Vacation Travel and Credit Card Reminders0
By Evelyn J. Mocbeichel
If you have travel plans for pleasure or business out of your regular location, the following tip is for you. Years ago, we never gave a thought about identify theft and other scams relating to the use of our information and credit card. Nowadays you have to be extra vigilant about keeping tabs on your personal information, especially when you are traveling and caught up in carting your luggage, checking boarding schedules and maneuvering laptops or other equipment along with you.
This event occurred with our two daughters’ credit cards when they were traveling in Europe a few years back.

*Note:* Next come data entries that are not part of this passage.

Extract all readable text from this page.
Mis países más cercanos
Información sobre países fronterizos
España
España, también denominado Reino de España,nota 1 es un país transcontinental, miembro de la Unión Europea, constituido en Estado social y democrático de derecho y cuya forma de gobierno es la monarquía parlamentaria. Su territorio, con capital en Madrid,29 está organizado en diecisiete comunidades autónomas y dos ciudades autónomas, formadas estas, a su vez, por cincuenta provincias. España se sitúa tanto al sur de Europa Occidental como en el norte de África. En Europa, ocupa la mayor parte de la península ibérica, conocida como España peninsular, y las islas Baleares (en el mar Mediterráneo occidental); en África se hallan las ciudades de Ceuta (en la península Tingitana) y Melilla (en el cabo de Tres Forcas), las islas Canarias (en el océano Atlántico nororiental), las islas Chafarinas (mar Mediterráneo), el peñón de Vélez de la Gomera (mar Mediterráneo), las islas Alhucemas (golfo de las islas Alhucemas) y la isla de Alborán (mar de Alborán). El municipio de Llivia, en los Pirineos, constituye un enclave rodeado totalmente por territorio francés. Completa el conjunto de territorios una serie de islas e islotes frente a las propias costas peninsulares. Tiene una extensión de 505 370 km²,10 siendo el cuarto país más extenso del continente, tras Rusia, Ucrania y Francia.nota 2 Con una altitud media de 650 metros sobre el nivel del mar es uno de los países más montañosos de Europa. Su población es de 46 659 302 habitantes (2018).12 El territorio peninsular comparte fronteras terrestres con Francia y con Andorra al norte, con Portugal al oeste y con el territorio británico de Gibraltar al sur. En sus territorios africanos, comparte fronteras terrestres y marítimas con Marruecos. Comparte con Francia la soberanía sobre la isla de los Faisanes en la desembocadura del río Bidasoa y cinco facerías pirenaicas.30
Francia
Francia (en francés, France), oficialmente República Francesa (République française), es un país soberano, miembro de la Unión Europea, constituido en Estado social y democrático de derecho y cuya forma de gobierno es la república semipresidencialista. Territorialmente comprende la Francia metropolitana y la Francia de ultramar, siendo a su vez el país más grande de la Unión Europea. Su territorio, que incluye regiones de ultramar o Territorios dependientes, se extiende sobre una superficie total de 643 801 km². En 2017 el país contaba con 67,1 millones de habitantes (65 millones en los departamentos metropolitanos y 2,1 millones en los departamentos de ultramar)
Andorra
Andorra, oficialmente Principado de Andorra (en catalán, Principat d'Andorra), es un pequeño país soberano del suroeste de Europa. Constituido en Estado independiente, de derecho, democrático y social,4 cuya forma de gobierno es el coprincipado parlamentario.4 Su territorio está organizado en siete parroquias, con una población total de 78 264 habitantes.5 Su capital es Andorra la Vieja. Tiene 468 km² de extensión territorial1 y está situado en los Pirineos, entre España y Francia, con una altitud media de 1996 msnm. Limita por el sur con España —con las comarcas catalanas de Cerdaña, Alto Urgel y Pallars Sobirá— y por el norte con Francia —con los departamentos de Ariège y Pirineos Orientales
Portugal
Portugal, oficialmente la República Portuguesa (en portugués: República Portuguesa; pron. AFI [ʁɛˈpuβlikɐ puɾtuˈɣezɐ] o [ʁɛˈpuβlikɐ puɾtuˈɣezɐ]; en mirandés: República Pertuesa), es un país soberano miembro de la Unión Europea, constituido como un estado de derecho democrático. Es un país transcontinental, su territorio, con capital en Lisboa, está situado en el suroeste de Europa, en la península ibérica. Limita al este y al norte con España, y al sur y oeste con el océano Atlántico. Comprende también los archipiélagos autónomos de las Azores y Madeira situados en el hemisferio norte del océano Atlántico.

They were visiting and staying with relatives and friends living in Germany and would use their credit cards solely for shopping, dining out and perhaps to purchase train tickets when they visited different cities.
When traveling out of state or country, notify your credit card company of your travel dates. It was with quite a bit of hassle that we learned about this tip. Several days into our daughter’s trip I received a phone call from her credit card company looking for her. It was the fraud department of her credit card company and they had our number as an emergency contact if she was unreachable. I told the representative she was abroad and he asked for her date of departure and what cities she was in since there was “unusual activity” on the credit card. This meant that these were not charges made to her normal home areas.
All credit card companies have a “red flag” program that signals any unusual spending on their client’s card. The credit card company accepted the information I offered about her departure date and what cities she shopped in and said they would not block her credit card. Thank goodness she had been in touch via email and phone calls and I knew her current location. The charge in question was for two train tickets from one part of Germany to another. I named the two cities that were on their agenda and the representative verified that these were the train stations on the charge and allowed the charge to go through.
The moral of this story is simple — notify all the credit cards companies of your travel plans and also keep in contact with a family member that knows your itinerary and has permission to talk to your credit card company on your behalf if they should call with inquiries.